APA - Austria Presse Agentur

Tichanowskaja sieht "Schlüsselrolle" Österreichs für Belarus

Die belarussische Oppositionsführerin Swetlana Tichanowskaja setzt in ihrem Kampf gegen das Regime in Minsk große Hoffnungen in Österreich. "Wir werden eine maximal harte Reaktion der Europäischen Union fordern und Österreich könnte hier eine Schlüsselrolle spielen", sagte Tichanowskajas außenpolitischer Berater Franak Wjatschorka am Dienstag auf APA-Anfrage. Priorität habe derzeit die Situation des gekidnappten Journalisten Roman Protassewitsch.

Bundeskanzler Sebastian Kurz (ÖVP) wollte am Dienstagnachmittag (16.00 Uhr) ein Videotelefonat mit Tichanowskaja führen. Das Online-Gespräch sei ein "Wunsch des Kanzlers" gewesen, sagte Wjatschorka. Es habe schon zwei persönliche Treffen von Kurz und Tichanowskaja gegeben (zuletzt Ende April in Wien, Anm.) und es seien "sehr gute Beziehungen mit Österreich auf allen politischen Niveaus" entstanden. "Österreich liegt im Spitzenfeld jener, die Belarus unterstützen", betonte der Berater Tichanowskajas. Sollte die Demokratie siegen, werden die Belarusssen auch Österreich für die Unterstützung dankbar sein.
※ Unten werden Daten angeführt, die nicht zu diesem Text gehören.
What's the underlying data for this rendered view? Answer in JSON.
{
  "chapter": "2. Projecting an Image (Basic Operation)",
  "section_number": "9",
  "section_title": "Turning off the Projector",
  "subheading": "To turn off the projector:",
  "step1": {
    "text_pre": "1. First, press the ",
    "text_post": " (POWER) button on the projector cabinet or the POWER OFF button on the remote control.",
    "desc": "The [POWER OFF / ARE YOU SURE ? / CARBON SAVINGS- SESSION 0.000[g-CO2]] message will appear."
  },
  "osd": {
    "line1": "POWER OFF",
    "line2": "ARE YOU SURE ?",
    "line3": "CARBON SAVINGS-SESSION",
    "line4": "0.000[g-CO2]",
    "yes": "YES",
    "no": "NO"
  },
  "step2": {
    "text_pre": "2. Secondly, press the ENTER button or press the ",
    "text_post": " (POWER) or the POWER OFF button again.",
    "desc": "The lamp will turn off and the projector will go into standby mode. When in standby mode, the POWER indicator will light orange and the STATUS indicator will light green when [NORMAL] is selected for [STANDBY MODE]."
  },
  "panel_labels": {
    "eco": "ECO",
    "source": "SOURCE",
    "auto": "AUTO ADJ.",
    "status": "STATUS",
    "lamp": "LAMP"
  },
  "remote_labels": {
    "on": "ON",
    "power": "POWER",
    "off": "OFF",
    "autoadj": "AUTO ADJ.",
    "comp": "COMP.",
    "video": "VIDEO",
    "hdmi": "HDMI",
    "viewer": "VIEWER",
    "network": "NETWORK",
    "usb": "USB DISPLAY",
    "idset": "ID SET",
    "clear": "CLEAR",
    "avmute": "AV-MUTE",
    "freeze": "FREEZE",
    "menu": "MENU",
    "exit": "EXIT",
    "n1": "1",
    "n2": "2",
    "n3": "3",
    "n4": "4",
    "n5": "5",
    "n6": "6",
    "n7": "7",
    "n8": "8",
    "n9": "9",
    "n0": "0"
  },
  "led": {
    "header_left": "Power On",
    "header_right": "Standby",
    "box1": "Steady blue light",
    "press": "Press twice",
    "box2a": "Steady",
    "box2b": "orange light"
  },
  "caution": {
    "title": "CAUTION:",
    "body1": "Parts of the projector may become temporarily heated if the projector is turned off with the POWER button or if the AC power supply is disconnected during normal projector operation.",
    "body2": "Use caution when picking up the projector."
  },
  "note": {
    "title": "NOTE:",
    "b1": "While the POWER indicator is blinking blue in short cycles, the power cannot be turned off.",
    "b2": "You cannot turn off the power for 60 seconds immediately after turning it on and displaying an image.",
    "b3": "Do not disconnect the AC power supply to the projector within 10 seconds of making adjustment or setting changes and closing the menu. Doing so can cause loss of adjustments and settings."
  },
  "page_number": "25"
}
Tichanowskaja hatte sich am Samstag über eine Solidaritätsadresse an eine Kundgebung für Belarus (Weißrussland) in Wien-Neubau gewandt. Zahlreiche namhafte Politiker von ÖVP, SPÖ, NEOS und Grünen ergriffen dort das Wort, darunter der Wiener Vizebürgermeister Christoph Wiederkehr (NEOS), der Europaabgeordnete Andreas Schieder (SPÖ), die ÖVP-Nationalratsabgeordnete Gudrun Kugler und der Wiener Landtagsabgeordnete Niki Kunrath (Grüne). Außenminister Alexander Schallenberg (ÖVP) sicherte den Demonstranten schriftlich die Unterstützung für die belarussische Zivilgesellschaft zu.

Tichanowskaja werde Kurz ein "Update" bezüglich der Situation von Protassewitsch geben, sagte Wjatschorka mit Blick auf die Videokonferenz. Die Opposition baut auch auf wirtschaftlichen Druck auf das Regime. Ohne die Raiffeisen Bank International (RBI) und die Telekom Austria explizit zu erwähnen, wies der Tichanowskaja-Berater darauf hin, dass österreichische Firmen "in Belarus präsent" seien und Österreich "mit seinem politischen Gewicht eine wichtige Rolle spielen" könnte. Die RBI zählt zu den größten Banken in Belarus, die teilstaatliche Telekom Austria betreibt das zweitgrößte Mobilfunknetz des Landes.

"Wir werden über den Druck auf das Regime reden, unter anderem mit Sanktionen in drei Wirtschaftssektoren Öl- und Chemie, Metall und Holzverarbeitung. Das könnte auch österreichische Firmen betreffen", so Wjatschorka. Es werde auch Gespräche "über eine langfristige Zusammenarbeit" geben, verwies der Berater auf die von der EU-Kommission angekündigte Milliardenhilfe für ein demokratisches Belarus. "Wir wünschen uns, dass Österreich eine Schlüsselrolle für die Schaffung eines Investitionsplans in Belarus spielt." Österreich sei schon jetzt einer der größten Investoren im Land und man wünsche sich, "dass in der Zukunft nach Lukaschenko diese Investitionen nicht nur bleiben, sondern auch mehr werden".